Linda Parsons Marion
The gardener I never reckoned on, she sows
with the fire of a zealot—rows cowlicked
in garlic, snow peas fence-latticed, mounds
studded gold—my daughter bends to earth’s
pure bidding. She’s living up to her baby name,
called Tater for the sun-brown quickness on nose
and arms. She means to mine these coffers
for yields unborn, sequin the counter with
a gracious plenty. Her reach is the surest we know,
to feed and be sated, even as she nurses
a sprout on her belly’s milk, all of us waiting
for the fruit made flesh, for the muskmelon
to twirl its sweet mouth in pearlized clay
yearning toward first harvest.
Last of the Red-Hot Maters
November, and I’m dropping the end of it
in my shirt tails. Not the rarified Oxhearts and Beefsteaks
of July, but late Israels split at the hardheaded stem,
shrunken to lesser greatness in a wooden kitchen bowl.
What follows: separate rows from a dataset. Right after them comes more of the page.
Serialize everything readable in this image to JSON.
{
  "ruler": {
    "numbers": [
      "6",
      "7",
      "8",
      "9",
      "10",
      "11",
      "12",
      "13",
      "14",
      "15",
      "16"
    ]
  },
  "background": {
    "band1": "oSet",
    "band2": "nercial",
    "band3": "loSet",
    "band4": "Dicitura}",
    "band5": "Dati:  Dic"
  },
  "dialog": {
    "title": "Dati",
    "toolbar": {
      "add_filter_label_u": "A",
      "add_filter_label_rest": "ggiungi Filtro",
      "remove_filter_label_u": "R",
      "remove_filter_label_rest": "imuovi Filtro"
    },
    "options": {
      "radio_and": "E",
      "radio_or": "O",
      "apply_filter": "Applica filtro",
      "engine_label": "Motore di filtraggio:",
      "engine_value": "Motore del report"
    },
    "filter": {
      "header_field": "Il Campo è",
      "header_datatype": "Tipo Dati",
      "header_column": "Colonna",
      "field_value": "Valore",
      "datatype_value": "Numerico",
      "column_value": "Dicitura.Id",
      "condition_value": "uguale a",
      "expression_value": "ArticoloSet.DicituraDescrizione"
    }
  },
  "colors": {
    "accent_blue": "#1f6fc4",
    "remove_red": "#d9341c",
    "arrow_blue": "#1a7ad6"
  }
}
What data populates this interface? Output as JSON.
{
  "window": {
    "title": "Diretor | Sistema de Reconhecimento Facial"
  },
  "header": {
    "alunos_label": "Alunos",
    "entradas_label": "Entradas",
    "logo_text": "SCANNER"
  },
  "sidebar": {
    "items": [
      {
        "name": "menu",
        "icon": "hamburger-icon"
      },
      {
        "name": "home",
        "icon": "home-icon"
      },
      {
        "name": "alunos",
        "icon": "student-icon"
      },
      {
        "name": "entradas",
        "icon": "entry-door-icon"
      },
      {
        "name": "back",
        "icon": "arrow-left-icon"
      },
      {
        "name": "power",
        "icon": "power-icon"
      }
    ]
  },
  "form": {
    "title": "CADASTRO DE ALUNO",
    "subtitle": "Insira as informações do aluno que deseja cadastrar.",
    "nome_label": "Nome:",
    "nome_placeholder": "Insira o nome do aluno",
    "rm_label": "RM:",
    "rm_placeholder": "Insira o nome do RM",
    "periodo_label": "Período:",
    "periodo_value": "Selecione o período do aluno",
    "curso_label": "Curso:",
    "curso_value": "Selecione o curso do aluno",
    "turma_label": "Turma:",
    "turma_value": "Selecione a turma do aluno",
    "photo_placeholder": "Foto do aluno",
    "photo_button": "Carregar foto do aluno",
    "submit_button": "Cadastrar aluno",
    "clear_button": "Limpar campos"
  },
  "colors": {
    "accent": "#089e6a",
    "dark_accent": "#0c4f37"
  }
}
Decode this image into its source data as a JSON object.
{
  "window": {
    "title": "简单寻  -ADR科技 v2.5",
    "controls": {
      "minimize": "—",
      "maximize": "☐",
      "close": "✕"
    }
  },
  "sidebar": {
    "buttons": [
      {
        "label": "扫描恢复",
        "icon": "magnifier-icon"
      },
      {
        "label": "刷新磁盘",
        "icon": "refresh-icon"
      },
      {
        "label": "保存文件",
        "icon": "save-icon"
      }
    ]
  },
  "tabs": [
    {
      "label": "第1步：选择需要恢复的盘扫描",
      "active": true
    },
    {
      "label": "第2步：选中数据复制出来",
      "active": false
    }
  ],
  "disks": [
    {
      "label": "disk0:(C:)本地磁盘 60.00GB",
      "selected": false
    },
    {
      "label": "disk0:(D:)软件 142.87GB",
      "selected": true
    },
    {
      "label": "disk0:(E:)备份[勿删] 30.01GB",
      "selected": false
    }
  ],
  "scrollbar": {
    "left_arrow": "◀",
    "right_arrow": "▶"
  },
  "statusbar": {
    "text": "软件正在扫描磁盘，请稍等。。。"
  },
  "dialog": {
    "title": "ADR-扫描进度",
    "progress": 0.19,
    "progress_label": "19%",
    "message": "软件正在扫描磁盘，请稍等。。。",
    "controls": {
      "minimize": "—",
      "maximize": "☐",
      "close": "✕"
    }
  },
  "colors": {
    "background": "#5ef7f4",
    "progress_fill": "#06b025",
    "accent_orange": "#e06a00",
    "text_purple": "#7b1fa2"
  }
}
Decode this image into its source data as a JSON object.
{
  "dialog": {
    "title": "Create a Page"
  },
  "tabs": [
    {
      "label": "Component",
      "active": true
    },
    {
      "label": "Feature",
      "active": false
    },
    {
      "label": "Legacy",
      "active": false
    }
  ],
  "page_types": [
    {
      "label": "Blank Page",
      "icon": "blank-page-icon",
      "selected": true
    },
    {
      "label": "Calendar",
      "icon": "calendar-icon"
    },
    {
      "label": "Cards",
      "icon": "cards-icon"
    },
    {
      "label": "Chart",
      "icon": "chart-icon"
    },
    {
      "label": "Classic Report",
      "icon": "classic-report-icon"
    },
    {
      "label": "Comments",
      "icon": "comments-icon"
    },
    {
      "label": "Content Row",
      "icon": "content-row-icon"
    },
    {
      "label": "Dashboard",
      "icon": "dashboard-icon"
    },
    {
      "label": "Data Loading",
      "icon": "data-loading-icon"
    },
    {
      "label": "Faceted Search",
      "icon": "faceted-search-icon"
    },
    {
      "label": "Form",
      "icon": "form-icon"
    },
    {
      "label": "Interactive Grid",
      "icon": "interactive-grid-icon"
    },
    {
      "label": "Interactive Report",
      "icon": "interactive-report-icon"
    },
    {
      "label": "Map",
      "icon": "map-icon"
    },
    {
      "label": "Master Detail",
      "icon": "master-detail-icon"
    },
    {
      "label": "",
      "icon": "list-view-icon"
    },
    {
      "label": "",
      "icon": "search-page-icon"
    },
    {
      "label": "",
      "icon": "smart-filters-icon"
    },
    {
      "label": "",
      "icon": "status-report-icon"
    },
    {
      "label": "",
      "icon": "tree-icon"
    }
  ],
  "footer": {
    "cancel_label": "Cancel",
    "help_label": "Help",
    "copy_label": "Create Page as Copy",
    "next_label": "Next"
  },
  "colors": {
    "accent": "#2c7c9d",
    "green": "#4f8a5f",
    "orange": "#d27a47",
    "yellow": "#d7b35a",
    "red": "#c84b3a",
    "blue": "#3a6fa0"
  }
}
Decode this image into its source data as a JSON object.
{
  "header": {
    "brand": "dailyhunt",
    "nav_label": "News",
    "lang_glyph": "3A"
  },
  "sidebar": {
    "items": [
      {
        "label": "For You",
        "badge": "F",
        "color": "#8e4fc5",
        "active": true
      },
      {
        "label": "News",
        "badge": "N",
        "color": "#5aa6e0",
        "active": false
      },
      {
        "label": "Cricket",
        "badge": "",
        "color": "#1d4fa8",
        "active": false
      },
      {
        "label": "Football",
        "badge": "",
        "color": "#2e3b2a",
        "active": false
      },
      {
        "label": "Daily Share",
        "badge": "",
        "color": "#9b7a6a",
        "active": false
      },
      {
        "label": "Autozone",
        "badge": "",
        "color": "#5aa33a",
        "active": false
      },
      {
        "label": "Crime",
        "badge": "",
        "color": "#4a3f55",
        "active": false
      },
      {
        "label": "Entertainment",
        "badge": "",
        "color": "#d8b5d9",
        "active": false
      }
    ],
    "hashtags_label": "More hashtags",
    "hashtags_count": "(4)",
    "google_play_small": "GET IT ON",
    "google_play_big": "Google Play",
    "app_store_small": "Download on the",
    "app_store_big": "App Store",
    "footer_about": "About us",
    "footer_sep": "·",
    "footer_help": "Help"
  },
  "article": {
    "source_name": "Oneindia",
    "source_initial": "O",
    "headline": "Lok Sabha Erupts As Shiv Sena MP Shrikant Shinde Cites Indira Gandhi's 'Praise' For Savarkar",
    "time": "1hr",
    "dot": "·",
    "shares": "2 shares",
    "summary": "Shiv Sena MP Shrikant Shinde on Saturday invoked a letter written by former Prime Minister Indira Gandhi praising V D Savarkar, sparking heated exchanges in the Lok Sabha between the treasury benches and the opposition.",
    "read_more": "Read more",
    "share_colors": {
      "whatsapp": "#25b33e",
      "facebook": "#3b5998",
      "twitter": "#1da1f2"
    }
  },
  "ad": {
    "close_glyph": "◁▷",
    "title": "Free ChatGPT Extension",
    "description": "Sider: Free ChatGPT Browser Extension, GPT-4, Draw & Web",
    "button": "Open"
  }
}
Slowly their cells drink thin western light, recall
the high life—painted ladies twirling at each potent flower,
the abundance weightier, juicier, redder. Now autumn
folds the prickly stalk, our contrary bones, former glories
splintered under the skin—and the bruises, once sore
and glaring, seep into forgetfulness. O winterful dream
rivers to the elbow, pounds the table for more, more
Brandywines still cupping the sun, seeds bursting
hot-blooded seams, our mouths at last unpuckered.
|Linda Parsons Marion is the author of poetry collections Home Fires and Mother Land. She served as poetry editor of Now & Then magazine for 14 years. Marion’s poems often join the inner and outer landscapes to bring about understanding and healing. She is an editor at the University of Tennessee in Knoxville.